Finalmente il meteo concede una tregua e Spotorno si è svegliata con un sole tiepido ma estremamente positivo per il morale degli organizzatori e dei concorrenti.
Dopo l’exploit di Andolfi, che sulle prime due prove speciali di ieri sera ha sorpreso tutti, Elwis Chentre, come da pronostico, si è portato in testa alla gara. Con sole due prove speciali da disputare il valdostano può cominciare ad amministrare il vantaggio sugli avversari.
I concorrenti sono ripartiti dal riordino notturno in base all’ordine di classifica della serata di ieri, quindi Andolfi ha aperto la strada, situazione che ha creato al giovane savonese un piccolo svantaggio sulla PS del Melogno.
Grande festa ieri sera per gli appassionati, che hanno potuto incontrare personaggi del calibro di Gianni Tonti, Piero Spriano, Amilcare Ballestrieri, Mauro Pregliasco, Simo Lampinen, Erik Comas, Federico Ormezzano, Maurizio Ambrogetti, Luciano Trombotto, Dario Cerrato, Bobo Cambiaghi, Gabriele Noberasco, Silvio Maiga, Christian Geistdoerfer, Emanuele Sanfront e Piero Sodano, presenti a Spotorno per un incontro organizzato da Roberto Ratto, terminato con la goliardia che ha sempre contraddistinto lo spirito dei rallies negli anni ’60-’70 ed ’80.
PS 5 Scravaion – Km 11,5: Il fondo stradale non presenta problemi, nonostante la neve ai bordi della prova speciale. Elwis Chentre torna a ruggire, aggiudicandosi il primo passaggio con il tempo di 7’16”9. Andolfi è secondo ma accusa un ritardo di 11”8, seguito da Vigo a 13”6. Gasperetti è quarto a 15”3, seguito da Levratto a 19”3. Andolfi ha il piccolo svantaggio di dover passare per primo sulla prova, dato che oggi i concorrenti transitano secondo l’ordine di classifica delle prime prove speciali. Ghezzi migliora il feeling con la Fiesta R5 e stacca il sesto tempo a 28”1, con la Subaru di Iacomini in settima posizione a 29”3. Ottavo è Amerio su Renault Clio N3 a 33”8, seguito da Rossi su Clio Maxi a 37”4 e da Maurino su Clio R3C a 40”1.

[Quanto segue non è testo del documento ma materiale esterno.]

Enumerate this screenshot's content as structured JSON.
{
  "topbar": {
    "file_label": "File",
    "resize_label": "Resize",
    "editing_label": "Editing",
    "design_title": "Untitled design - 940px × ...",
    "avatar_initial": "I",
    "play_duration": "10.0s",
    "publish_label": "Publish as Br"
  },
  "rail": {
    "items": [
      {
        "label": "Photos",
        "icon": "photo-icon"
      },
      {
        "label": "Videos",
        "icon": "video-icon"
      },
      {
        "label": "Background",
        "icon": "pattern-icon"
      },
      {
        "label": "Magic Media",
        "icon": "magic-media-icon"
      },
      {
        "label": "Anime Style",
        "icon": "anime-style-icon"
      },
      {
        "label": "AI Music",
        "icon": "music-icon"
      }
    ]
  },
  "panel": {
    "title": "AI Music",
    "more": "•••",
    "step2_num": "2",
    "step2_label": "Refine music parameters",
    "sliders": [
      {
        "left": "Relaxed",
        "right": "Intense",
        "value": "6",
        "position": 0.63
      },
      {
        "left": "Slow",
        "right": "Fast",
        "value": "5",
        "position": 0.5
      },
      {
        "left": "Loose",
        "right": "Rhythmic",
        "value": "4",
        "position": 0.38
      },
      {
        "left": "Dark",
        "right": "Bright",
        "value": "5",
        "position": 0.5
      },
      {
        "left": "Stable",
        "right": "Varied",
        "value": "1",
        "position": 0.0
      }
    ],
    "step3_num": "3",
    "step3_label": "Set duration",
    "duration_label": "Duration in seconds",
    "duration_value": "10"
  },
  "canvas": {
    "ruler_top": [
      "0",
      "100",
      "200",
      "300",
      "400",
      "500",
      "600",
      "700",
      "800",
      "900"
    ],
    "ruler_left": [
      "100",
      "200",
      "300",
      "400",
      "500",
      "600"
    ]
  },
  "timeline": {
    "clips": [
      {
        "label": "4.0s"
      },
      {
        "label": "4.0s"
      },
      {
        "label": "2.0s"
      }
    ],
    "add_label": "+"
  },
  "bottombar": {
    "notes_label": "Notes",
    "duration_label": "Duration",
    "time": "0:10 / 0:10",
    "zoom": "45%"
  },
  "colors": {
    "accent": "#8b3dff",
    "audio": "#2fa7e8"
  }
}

Nella generale Chentre torna in testa, con soli 3”5 di vantaggio su Andolfi e 39”4 su Levratto.
Il Rally Storico vede il ritorno in grande stile di Giombini, che con la 037 si riprende la leadership, vincendo la prova con 24”3 su Risso e ben 1’05”8 sulla Ford Escort di Gregorio. La lotta per la vittoria è ormai una questione privata tra la Lancia di Giombini e l’Audi di Risso, che fanno rivivere una sfida mitica, nel cuore di tutti gli appassionati.
PS 6 Melogno – Km 7,4: La neve caduta nella notte e la temperatura scesa sotto allo zero rendono la strada pericolosa, per la presenza di ghiaccio su diversi tratti della PS. I mezzi antineve e spargisale compiono un lavoro perfetto, liberando la strada ed eliminando il ghiaccio. Nonostante ciò, i concorrenti del Rally Storico vengono fatti transitare in trasferimento per ragioni di sicurezza.
Nessun problema invece per il Rally moderno, che transita circa un’ora dopo sulla prova. Tempo prezioso per completare l’azione del sale sparso all’alba dai mezzi antineve. Il fondo stradale si è così presentato in condizioni ottime per il transito delle vetture senza alcun problema.
E’ nuovamente Chentre a realizzare il miglior tempo, piazzando così un colpo decisivo per la classifica generale. 5’04”0 il tempo del valdostano, con 6”8 di vantaggio su Levratto. Maurino chiude in terza posizione a 12”1, a pari merito con Amerio. Gasperetti è quinto a 12”6, seguito da Zenoni su Fiat Panda a 14”6 e da Minerdo su Clio Williams a 14”8. Rossi ottiene l’ottavo tempo a 14”9, con Andolfi che chiude solo in nona posizione a 15”9. Bernardi su Clio R3C a 16”.
Nella generale Chentre incrementa il vantaggio su Andolfi, portandolo a 19”4. Levratto mantiene la terza posizione a 46”2, con Gasperetti quarto a 1’05”2 e Vigo quinto a 1’15”6.